Shell ranks among the top 10 fuel distribution networks in Ukraine and 7th in terms of the number of stations. The stations are mostly located in areas with high traffic, ensuring maximum visibility among its customers. Per a statement from Naftogaz Group, earnings from the newly acquired business will contribute to the national budget of Ukraine in the form of dividends.
According to EXPRO, a production consulting firm, natural gas production in Ukraine reached new highs in October since the start of Russia's invasion in February 2022. The gross natural production reached 1.6 billion cubic meters in October 2024, reflecting a 2.3% increase from the prior-year level. This is also the highest production achieved since January 2022.
With this sale, Shell has marked its exit from Ukraine. The sale was confirmed by the energy firm. Due to the prolonged conflict between Russia and Ukraine, many companies have been forced to reconsider their presence in the region. Geopolitical instability and the possibility of operational disruptions have resulted in a challenging business environment, prompting several companies operating in the region to re-evaluate their businesses in both countries.
SHEL’s Zacks Rank and Key Picks
Currently, SHEL carries a Zacks Rank #3 (Hold).
Some better-ranked stocks in the energy sector are Smart Sand, Inc. (SND - Free Report) , FuelCell Energy (FCEL - Free Report) and Nine Energy Service (NINE - Free Report) , each presently carrying a Zacks Rank #2 (Buy). You can see the complete list of today’s Zacks #1 Rank (Strong Buy) stocks here.

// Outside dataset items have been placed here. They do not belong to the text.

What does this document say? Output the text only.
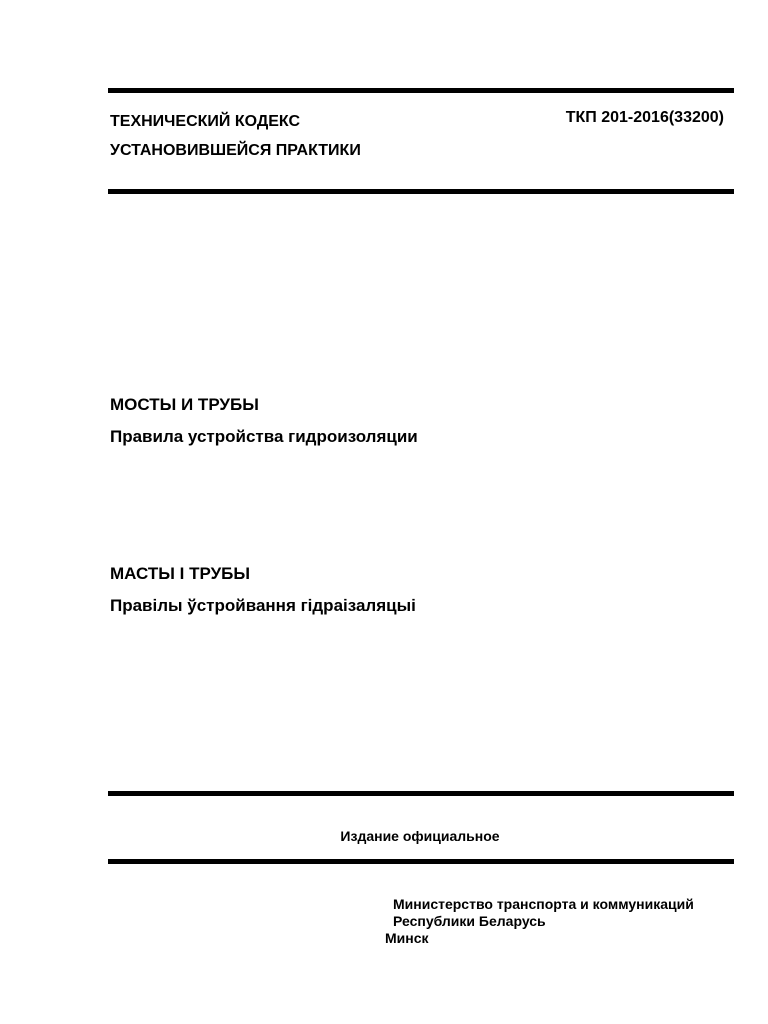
ТЕХНИЧЕСКИЙ КОДЕКС
УСТАНОВИВШЕЙСЯ ПРАКТИКИ
ТКП 201-2016(33200)
МОСТЫ И ТРУБЫ
Правила устройства гидроизоляции
МАСТЫ І ТРУБЫ
Правілы ўстройвання гідраізаляцыі
Издание официальное
Министерство транспорта и коммуникаций
Республики Беларусь
Минск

Smart Sand is a low-cost producer of high-quality Northern White frac sand, an ideal proppant for hydraulic fracturing and various industrial applications. The company provides proppant and other logistics services for several companies in the oil and gas industry. With sustained oil and gas market demand, SND is expected to see growing demand for its services, reflecting a positive outlook.
FuelCell Energy is a clean energy company offering low-carbon energy solutions. It produces power using flexible fuel sources such as biogas, natural gas and hydrogen. The company designs fuel cells that generate electricity through an electrochemical process that combines fuel with air, reducing carbon emissions and minimizing the environmental impact of power generation. As such, FCEL is anticipated to play a crucial role in the energy transition by enabling industries and communities to shift from traditional fossil fuels to low-carbon alternatives.
Nine Energy Service provides onshore completion and production services for unconventional oil and gas resource development. The company operates across key prolific basins in the United States, including the Permian, Eagle Ford, MidCon, Barnett, Bakken, Rockies, Marcellus and Utica, as well as throughout Canada. With a sustained demand for oil and gas in the future, the need for NINE’s services is anticipated to increase, which should position the company for growth in the long run.